Sawyer Grace: Campaign prop.

And her mother, political animal that she is, was on board with it.

“Look, I bought her red cowboy boots for the campaign!” she exclaimed one day, holding up a pair of tiny, crimson Annie Oakleys. “You can wear yours and you two’ll match.”

I groaned. 

Then there was the straw that broke the candidate’s back: Photos.

“We need to get you with a photographer this week,” my manager said.

“What’s wrong with my Facebook photo?” I asked.

“It looks like a high school yearbook picture. Plus, we’ll need lots of candid shots for the website. Don’t worry, we’ll get someone who’s good with photoshop,” he promised.

Photo sessions. Airbrushed wrinkles. Cancelled trips. Clothes without holes in them.
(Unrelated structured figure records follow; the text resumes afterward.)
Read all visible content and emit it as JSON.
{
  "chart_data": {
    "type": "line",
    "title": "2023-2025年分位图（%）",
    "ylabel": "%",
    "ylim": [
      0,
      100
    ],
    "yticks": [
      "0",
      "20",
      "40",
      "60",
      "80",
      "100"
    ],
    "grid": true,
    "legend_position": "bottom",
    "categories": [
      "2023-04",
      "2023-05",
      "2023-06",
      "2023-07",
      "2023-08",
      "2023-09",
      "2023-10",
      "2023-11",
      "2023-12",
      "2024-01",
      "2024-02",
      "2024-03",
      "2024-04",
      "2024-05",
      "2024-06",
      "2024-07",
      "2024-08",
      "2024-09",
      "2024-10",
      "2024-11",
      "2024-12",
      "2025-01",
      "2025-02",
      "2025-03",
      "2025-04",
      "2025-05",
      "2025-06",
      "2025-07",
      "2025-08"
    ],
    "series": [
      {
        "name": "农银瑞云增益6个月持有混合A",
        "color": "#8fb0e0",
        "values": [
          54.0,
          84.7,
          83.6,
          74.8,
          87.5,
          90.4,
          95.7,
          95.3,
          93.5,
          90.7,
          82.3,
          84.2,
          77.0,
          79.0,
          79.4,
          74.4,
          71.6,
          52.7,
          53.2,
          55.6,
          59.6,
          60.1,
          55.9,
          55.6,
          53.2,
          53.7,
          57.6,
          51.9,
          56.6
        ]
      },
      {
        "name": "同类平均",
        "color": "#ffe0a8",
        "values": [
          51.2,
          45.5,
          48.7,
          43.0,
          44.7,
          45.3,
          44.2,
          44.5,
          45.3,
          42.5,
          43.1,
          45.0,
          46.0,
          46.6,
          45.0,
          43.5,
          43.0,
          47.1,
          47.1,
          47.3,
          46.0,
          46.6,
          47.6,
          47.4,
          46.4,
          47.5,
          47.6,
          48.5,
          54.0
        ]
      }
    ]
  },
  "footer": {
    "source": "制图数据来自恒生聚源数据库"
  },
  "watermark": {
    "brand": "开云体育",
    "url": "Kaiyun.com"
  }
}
I wasn’t sleeping anymore. Instead, I was lying awake at night thinking about eyelashes and latex underwear and fretting that the Ole Miss Rebels were going to have an amazing football season and I wouldn’t be in the stadium for a single game.

It was 2 a.m. almost two weeks ago when I sent a text to my soon-to-be-ex campaign manager. 

“I’m out.” 

“Why?” he asked in the morning.

"I don’t have my heart in it,” I told him. "I may not work for a newspaper anymore, but I’m still a journalist.

"We don’t run for office. We pick on those who do.”